28 Ekim 2017 Cumartesi

Sekizin Hikayesi


Futbolun hiç kuşkusuz "starları" Maradona, Pele, Hagi, SocratesZidane gibi 10 numaralardır da bazen Lev Yashin, Dassaev, Dino Zoff, Higuita gibi kaleciler yaptıkları efsanevi kurtarışlarla "esas oğlanlardan"rol çalmasını bilir. Rüzgarın oğulları Metin Tekin, Caniggia gibi kanat oyuncuları da sıklıkla yer edinir futbolseverlerin kalplerinde, tıpkı Beckenbauer gibi bir zamanların "sarkık liberoları" gibi. Ama 8 numaralar çok nadiren ön plana çıkarlar, isimleri pek bilinmez zira gölgesinde kalır onlar 10 numaralı "jönlerin." Ama vakit gelir, bir gözükürler pir gözükürler, tarihe adları öyle bir yazılır ki, nesiller boyunca bahsettirirler o efsane "anlardan". Mesela, Prekazi'yi kim unutabilir ki Monaco ağlarını sarsttığı füzesiyle beraber. Lakin benim futbol zihnim 8 numaraları yeşil forma beyaz şortlu kısa bir adamın kafayla İngiltere ağlarını sarsmasını hatırlayacak kadar geriye gidiyor. 88 senesi İnstagram'ın, Twitter'ın Facebook'un, hatta internetin olmadığı dönemlerde yeni çıkmış renkli televizyondan izlediğimiz Almanya'da düzenlenen Avrupa Şampiyonasında Gullit'e, van Basten'e, Dassaev'e, Belanov'a kaptırırken mahalle arkadaşlarımız yüreklerini, Ray Houghton oluyordum boş arsadaki maçlarda tükenmez kalemle beyaz fanilamın sırtına yazdığım 8 rakamıyla... 6.dakikada İngiltere kalecisi Shilton'a attığı golle İrlanda futbol tarihini değiştirmişmiş bizim "ufaklık", o kadar tarih bilgimiz yoktu da, saha içi mücadelesi, "kibar" ayak içi paslarıydı beni kendisine aşık eden...
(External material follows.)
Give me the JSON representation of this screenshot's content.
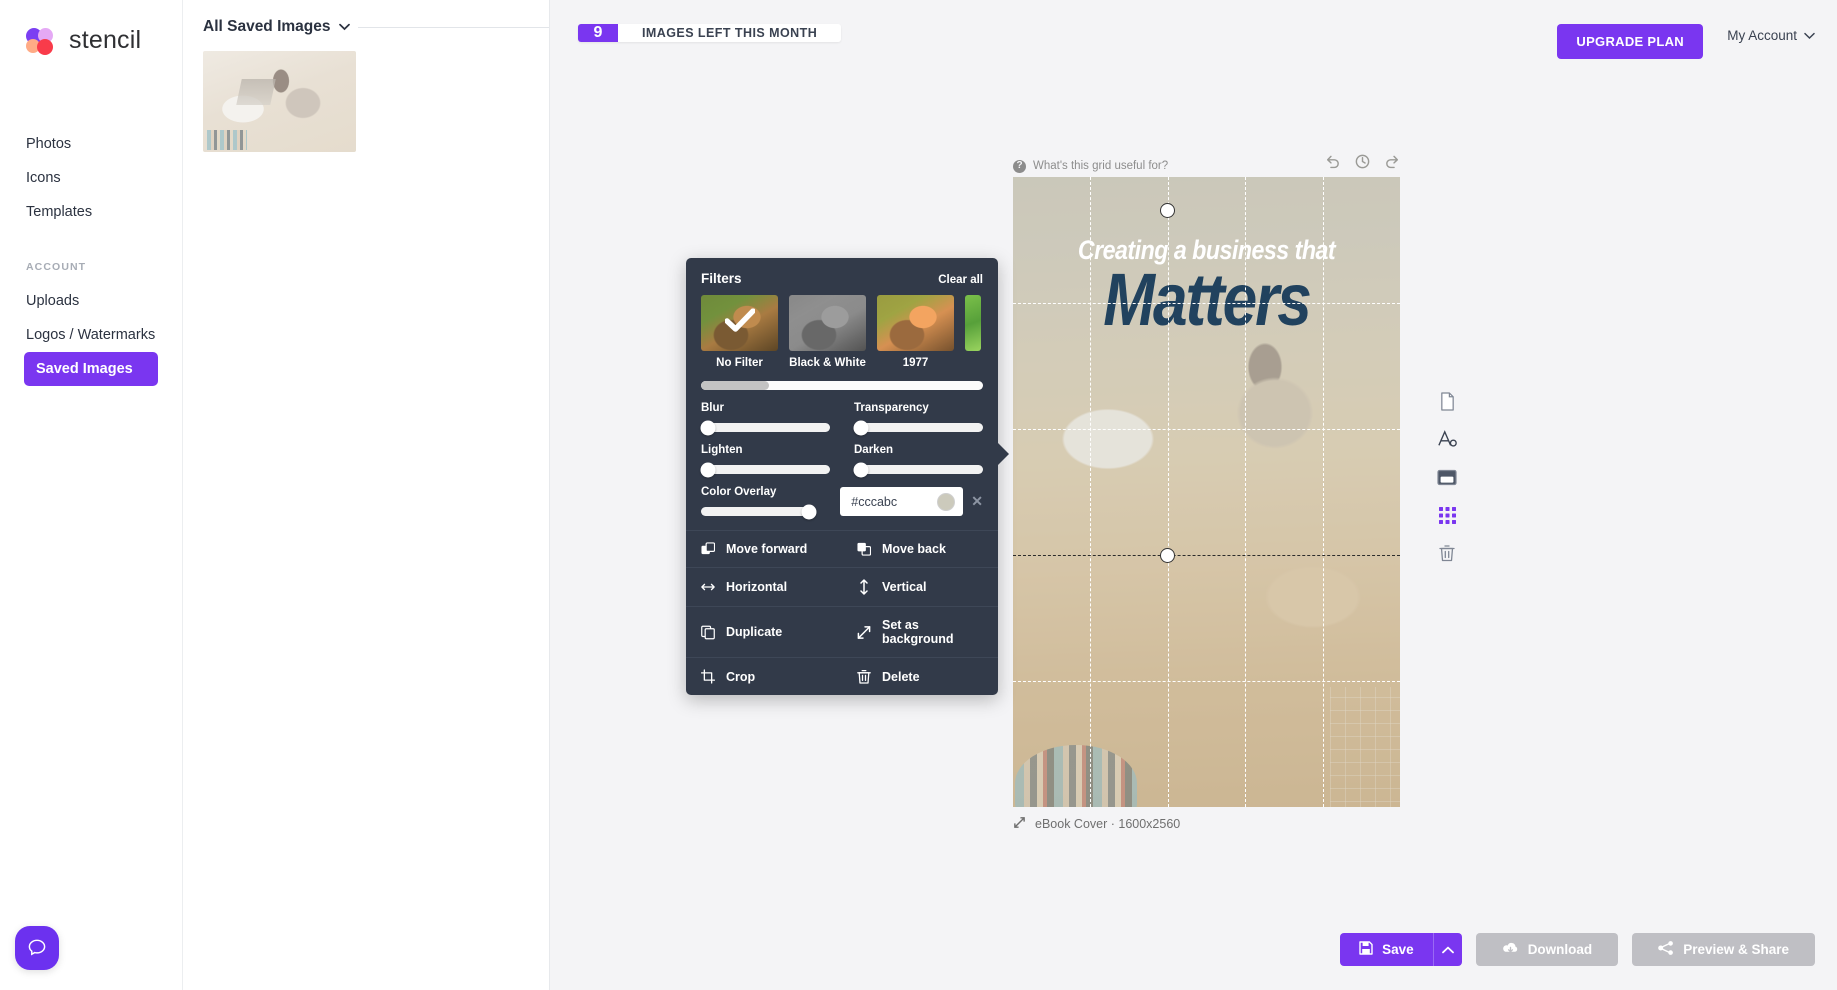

1988 Avrupa Futbol Şampiyonasına katılırken, İngiltere'nin teknik direktörü Bobby Robson oldukça iddalı demeçler veriyordu. "Son altı yılın en iyi takımıyla geliyoruz Almanya'ya ve iki senedir bu maça hazırlanıyoruz" diyordu kurt teknik adam. Futbolun mucitleri 1966'daki "tartışmalı" Dünya Kupası zaferi dışında memleketlerine herhangi bir kupa götürememişler, Euro 88'i "şeytanın bacağını kırmak" için hedef seçmişlerdir. Oysa ki "yeşilli çocuklar" çok rahattılar, sadece üç haftadır hazırlanmaktaydılar ada komşuları ile yapacakları maça... Tarihlerinde ilk kez uluslarası bir turnuvaya katılacak olan İrlanda Cumhuriyeti "halkı"da çok gevşektir. Pek habersizdir ülkelerinin futboldaki makus tarihini değiştirecek Charlton'ın çocuklarının yapacaklarından. Turnuva öncesi kendi evlerinde Polonya ile yapılan hazırlık maçına 15 bin taraftar gelmiş, daha da fenası hocanın topçulara moral vermek için halka açık topladığı barda, "bir imza, iki fotoğraf" isteyen bile çıkmamıştır. Ama, "armanın peşinden" gitmek isteyenler de yok değildir 3 milyonluk ada ülkesinde.  Bu "çılgınlar" cüzdanları kontrol eder, bankalara yol alır, krediler çekilir ve "ver elini Almanya"... Tabii, Fransa'daki Avrupa Şampiyonasında havaalanında karşılaştığım yeni nesil gibi şanslı değildir babaları ve dedeleri, onlar arabalarıyla, feribotlarla günler süren yolculuk sonrası ancak başarırlar Stuttgart'ta bir yorgunluk birası içmeyi. Yorucu olsa da, bilinmeyen diyarlarda kaybolunsa da, tadı tuzu değil midir yolculuklar deplasmanların, en sıkı dostlukların kurulduğu, otobüs sohbetlerinin yapıldığı, yeni "bestelerin" ortaya çıktığı zamanlar ve herkesin kendi özel hikayesini yazdığı anlar...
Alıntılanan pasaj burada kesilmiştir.